Page MenuHomePhabricator

"exceptinside" exceptions in replace.py are ignored when they overlaps
Closed, InvalidPublicBUG REPORT

Description

List of steps to reproduce:

  • I'm running pywikibot version 7.2.0 on Python 3.10.4 and Win11

What happens?:

pwb.py replace.py -regex -page:"Foot-Ball Club Juventus 1910-1911" "\W([nN])è\W" "né" -exceptinside:"{{sic\|[^{}]+}}" -exceptinside:"citazione *=[^\|\n]+" -lang:it

When I launch for example this replacement on the above article, it tries to replace "nè" with "né" within "{{sic|nè}}".
Please note that on this specific article these two exceptions are overlapping. Interestingly if I will remove one of them, the replacement will not occour.

pwb.py replace.py -regex -page:"Foot-Ball Club Juventus 1910-1911" "\W([nN])è\W" "né" -exceptinside:"{{sic\|[^{}]+}}" -lang:it
pwb.py replace.py -regex -page:"Foot-Ball Club Juventus 1910-1911" "\W([nN])è\W" "né" -exceptinside:"citazione *=[^\|\n]+" -lang:it

It happens with exceptinside exceptions both from command line and from user-fixes.py.

The article I'm using as example is https://it.wikipedia.org/wiki/Foot-Ball_Club_Juventus_1910-1911 and it contains:

{{cita news|url=http://www.byterfly.eu/islandora/object/libria:41302/datastream/PDF/content/libria_41302.pdf|titolo=A Torino. Juventus F.C.-Piemonte F.C. fanno match pari, 1-1.|pubblicazione=[[La Stampa Sportiva]]|pp=6-7|data=4 dicembre 1910|accesso=27 novembre 2020|citazione=Il match, annunciato per le ore 15, ebbe una buona mezz'ora di ritardo per la semplice ragione che {{sic|nè}} giuocatori, {{sic|nè}} l'arbitro si diedero premura di essere puntuali.
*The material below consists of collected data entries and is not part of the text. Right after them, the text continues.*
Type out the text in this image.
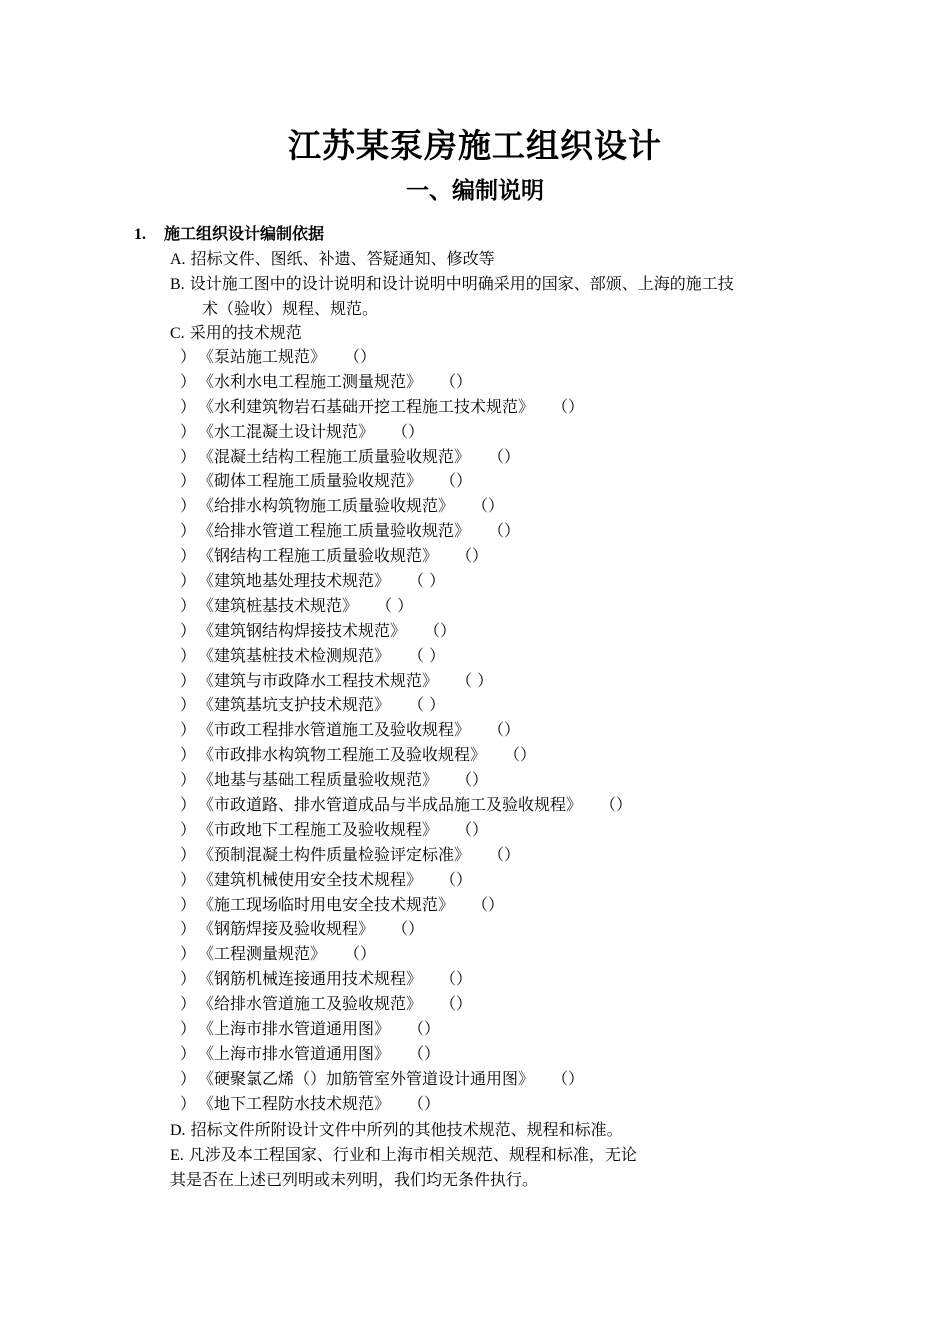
江苏某泵房施工组织设计
一、编制说明
1. 施工组织设计编制依据
A. 招标文件、图纸、补遗、答疑通知、修改等
B. 设计施工图中的设计说明和设计说明中明确采用的国家、部颁、上海的施工技
术（验收）规程、规范。
C. 采用的技术规范
） 《泵站施工规范》 （）
） 《水利水电工程施工测量规范》 （）
） 《水利建筑物岩石基础开挖工程施工技术规范》 （）
） 《水工混凝土设计规范》 （）
） 《混凝土结构工程施工质量验收规范》 （）
） 《砌体工程施工质量验收规范》 （）
） 《给排水构筑物施工质量验收规范》 （）
） 《给排水管道工程施工质量验收规范》 （）
） 《钢结构工程施工质量验收规范》 （）
） 《建筑地基处理技术规范》 （ ）
） 《建筑桩基技术规范》 （ ）
） 《建筑钢结构焊接技术规范》 （）
） 《建筑基桩技术检测规范》 （ ）
） 《建筑与市政降水工程技术规范》 （ ）
） 《建筑基坑支护技术规范》 （ ）
） 《市政工程排水管道施工及验收规程》 （）
） 《市政排水构筑物工程施工及验收规程》 （）
） 《地基与基础工程质量验收规范》 （）
） 《市政道路、排水管道成品与半成品施工及验收规程》 （）
） 《市政地下工程施工及验收规程》 （）
） 《预制混凝土构件质量检验评定标准》 （）
） 《建筑机械使用安全技术规程》 （）
） 《施工现场临时用电安全技术规范》 （）
） 《钢筋焊接及验收规程》 （）
） 《工程测量规范》 （）
） 《钢筋机械连接通用技术规程》 （）
） 《给排水管道施工及验收规范》 （）
） 《上海市排水管道通用图》 （）
） 《上海市排水管道通用图》 （）
） 《硬聚氯乙烯（）加筋管室外管道设计通用图》 （）
） 《地下工程防水技术规范》 （）
D. 招标文件所附设计文件中所列的其他技术规范、规程和标准。
E. 凡涉及本工程国家、行业和上海市相关规范、规程和标准，无论
其是否在上述已列明或未列明，我们均无条件执行。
Il pubblico restò così trenta minuti a battere i piedi dal freddo e ad ammirare ogni altra cosa {{sic|fuorchè}} l'annunciata partita.}}

As you can see in this case

  • exceptinside:"citazione *=[^\|\n]+" matches "citazione=Il match, annunciato per le ore 15, ebbe una buona mezz'ora di ritardo per la semplice ragione che {{sic|nè}} giuocatori, {{sic|nè}} l'arbitro si diedero premura di essere puntuali. Il pubblico restò così trenta minuti a battere i piedi dal freddo e ad ammirare ogni altra cosa {{sic|fuorchè}} l'annunciata partita.}}"
  • exceptinside:"{{sic\|[^{}]+}}" matches "{{sic|nè}}"

What should have happened instead?:
The correct operation of each exceptinside exception should be indipendent from the other exceptions. Even if they are overlapping.

The above problem is pretty critical since it is able to nullify exceptions in unpredictable cases causing wrong edits and significant amount of pain.

Event Timeline

Basilicofresco renamed this task from "exceptinside" exceptions with replace.py are ignored when they overlaps to "exceptinside" exceptions in replace.py are ignored when they overlaps.Jun 30 2022, 11:01 AM
Basilicofresco updated the task description. (Show Details)

This is not a overlap problem: -exceptinside:"citazione *=[^\|\n]+" does not work because the regex halts at the first | sign and all text behind it could be replaced anyway. It might be a problem of nested templates if you expand the regex to citazione *=[^\n\}]+. Maybe citazione *=[^{]+({{[^}]+}}[^\|\n\{\}]+)* works as expected.

Holy cow. You are absolutely right.